# The Black Coffin



## BlackCoffin (Mar 3, 2017)

This is my baby, been working on it for 3 years now. Was driving it until I cracked a head last June and am waiting to buy new heads and freshen up the engine with rings and bearings.

1988 S10 with 377 SBC, TH350 tranny built by Jakes Performance in Texas, 4" aluminum driveline and narrowed Ford 9" with a mini spool. Converted the 9" from drums to 12" Wilwood disc brakes. Gutted the entire truck and installed a Painless Performance switch panel and fuse box. 8 point tig welded roll cage and lexan rear window. Engine made 550hp on the dyno. I'm hoping the next setup will get me to 600hp and I'll be spraying a 200 shot of nitrous on top of it.


----------



## 1Alpha1 (Mar 3, 2017)

Looks as if you have some money tied up in it. 

Nice job!


----------



## BlackCoffin (Mar 3, 2017)

Free Will said:


> Looks as if you have some money tied up in it.
> 
> Nice job!


You got that right...which is why I figured might as well keep it and keep on going


----------



## J.W Younger (Mar 4, 2017)

Are you sure it's a cracked head? I've had a couple of 400 blocks crack in the bore on me back when I ran a 377s. 
At any rate you are in luck if it is a cracked head since aluminum is relatively easy too repair.


----------



## BlackCoffin (Mar 4, 2017)

J.W Younger said:


> Are you sure it's a cracked head? I've had a couple of 400 blocks crack in the bore on me back when I ran a 377s.
> At any rate you are in luck if it is a cracked head since aluminum is relatively easy too repair.
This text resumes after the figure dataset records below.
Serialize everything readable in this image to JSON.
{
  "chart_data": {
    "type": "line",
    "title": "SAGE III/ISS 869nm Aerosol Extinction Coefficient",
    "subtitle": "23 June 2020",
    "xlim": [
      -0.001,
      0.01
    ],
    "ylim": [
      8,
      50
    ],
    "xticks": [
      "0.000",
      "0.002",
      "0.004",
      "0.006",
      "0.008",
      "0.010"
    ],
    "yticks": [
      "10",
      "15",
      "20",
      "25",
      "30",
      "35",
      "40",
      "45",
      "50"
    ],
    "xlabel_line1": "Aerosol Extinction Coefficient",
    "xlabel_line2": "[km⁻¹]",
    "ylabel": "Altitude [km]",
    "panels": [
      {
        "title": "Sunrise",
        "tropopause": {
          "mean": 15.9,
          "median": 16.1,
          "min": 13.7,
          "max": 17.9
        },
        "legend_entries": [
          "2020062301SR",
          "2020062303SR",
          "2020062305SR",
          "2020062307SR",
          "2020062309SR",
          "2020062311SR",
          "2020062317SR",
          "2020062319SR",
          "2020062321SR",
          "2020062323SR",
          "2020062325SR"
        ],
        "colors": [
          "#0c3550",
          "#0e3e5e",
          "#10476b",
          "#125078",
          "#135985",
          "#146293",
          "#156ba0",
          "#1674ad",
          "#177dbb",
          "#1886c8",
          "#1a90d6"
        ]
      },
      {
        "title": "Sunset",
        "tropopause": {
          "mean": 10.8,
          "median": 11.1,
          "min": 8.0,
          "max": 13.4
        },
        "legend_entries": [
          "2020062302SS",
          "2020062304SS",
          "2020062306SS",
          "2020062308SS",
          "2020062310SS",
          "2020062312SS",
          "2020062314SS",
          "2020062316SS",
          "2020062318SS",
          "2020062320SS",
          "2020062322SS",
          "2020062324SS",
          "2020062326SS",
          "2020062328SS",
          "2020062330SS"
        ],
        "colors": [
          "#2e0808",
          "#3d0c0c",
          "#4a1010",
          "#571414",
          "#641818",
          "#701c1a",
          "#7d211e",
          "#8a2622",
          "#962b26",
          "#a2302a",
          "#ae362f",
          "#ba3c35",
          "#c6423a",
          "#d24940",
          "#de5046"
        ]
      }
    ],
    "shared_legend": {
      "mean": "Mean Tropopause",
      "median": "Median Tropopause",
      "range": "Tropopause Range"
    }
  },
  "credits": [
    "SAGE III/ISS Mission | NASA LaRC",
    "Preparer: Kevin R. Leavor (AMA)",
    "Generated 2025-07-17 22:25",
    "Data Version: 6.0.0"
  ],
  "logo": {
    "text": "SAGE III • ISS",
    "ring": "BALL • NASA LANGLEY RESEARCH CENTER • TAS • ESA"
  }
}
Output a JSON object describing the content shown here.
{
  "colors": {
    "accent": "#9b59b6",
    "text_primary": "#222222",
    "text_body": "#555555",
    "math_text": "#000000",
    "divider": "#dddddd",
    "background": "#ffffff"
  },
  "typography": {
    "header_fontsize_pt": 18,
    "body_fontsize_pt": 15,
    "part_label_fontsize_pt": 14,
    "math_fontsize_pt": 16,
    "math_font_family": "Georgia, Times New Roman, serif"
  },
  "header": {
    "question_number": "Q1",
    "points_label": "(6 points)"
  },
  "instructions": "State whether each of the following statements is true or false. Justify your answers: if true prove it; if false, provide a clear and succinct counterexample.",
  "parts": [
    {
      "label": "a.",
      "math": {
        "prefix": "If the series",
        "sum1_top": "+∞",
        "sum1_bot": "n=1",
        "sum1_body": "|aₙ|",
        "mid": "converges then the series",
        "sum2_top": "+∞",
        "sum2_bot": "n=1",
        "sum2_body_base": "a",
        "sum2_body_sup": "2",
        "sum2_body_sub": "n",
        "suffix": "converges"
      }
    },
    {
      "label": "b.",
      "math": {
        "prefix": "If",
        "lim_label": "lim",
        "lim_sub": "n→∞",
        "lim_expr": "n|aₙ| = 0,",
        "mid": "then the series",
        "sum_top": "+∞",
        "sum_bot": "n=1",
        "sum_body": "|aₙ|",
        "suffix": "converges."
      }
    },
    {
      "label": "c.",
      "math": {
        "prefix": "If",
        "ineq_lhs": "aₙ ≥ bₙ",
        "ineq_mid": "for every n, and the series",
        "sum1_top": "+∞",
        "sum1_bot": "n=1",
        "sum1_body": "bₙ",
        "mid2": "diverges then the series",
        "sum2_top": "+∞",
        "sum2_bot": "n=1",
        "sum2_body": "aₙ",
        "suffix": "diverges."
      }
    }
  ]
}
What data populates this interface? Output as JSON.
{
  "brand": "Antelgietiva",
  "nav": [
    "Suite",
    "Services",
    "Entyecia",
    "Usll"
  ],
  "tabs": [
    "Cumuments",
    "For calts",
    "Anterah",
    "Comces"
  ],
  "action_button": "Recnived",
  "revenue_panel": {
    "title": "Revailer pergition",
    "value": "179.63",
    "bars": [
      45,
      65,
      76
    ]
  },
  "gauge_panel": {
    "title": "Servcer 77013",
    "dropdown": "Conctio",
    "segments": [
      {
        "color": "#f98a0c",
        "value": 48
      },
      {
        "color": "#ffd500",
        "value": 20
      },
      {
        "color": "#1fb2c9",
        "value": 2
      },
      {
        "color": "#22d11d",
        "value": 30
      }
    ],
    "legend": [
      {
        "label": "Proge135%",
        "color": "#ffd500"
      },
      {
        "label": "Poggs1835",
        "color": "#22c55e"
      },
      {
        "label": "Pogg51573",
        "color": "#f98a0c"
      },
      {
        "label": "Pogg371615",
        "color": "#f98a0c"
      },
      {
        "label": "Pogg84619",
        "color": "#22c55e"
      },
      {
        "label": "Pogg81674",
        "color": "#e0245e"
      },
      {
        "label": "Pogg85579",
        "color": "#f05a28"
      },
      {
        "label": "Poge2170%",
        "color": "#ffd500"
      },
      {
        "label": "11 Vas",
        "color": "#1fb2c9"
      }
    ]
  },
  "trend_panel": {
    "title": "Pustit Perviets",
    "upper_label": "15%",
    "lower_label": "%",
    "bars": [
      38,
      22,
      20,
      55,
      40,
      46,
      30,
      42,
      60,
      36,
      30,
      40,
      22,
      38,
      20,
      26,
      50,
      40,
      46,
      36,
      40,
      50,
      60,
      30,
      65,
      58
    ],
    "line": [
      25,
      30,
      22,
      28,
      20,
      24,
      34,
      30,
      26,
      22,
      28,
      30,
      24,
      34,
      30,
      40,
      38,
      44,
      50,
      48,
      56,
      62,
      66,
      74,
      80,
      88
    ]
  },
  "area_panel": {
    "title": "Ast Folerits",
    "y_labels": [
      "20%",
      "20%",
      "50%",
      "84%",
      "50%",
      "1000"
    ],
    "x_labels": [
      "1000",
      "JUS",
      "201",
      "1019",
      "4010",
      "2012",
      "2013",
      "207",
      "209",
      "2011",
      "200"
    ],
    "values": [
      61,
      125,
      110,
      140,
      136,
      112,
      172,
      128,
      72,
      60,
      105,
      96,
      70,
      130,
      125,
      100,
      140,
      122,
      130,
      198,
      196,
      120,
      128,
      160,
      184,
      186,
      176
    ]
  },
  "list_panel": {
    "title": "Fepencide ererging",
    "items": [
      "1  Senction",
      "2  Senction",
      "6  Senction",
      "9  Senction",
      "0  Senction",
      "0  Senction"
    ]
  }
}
Yeah it cracked between cylinders 1/3 by the outer head bolts. I am waiting for the block to crack though! They're Canfield 220's which sounds like s common problem running high cylinder pressures. 13:1 compression and 200psi cranking compression. They're good heads but an older casting. Going to get AFR 220's or ported Brodix dragonslayer 235's. 25-35cfm increase in airflow which should be good for at least 1hp/cfm.


----------



## BlackCoffin (Mar 4, 2017)




----------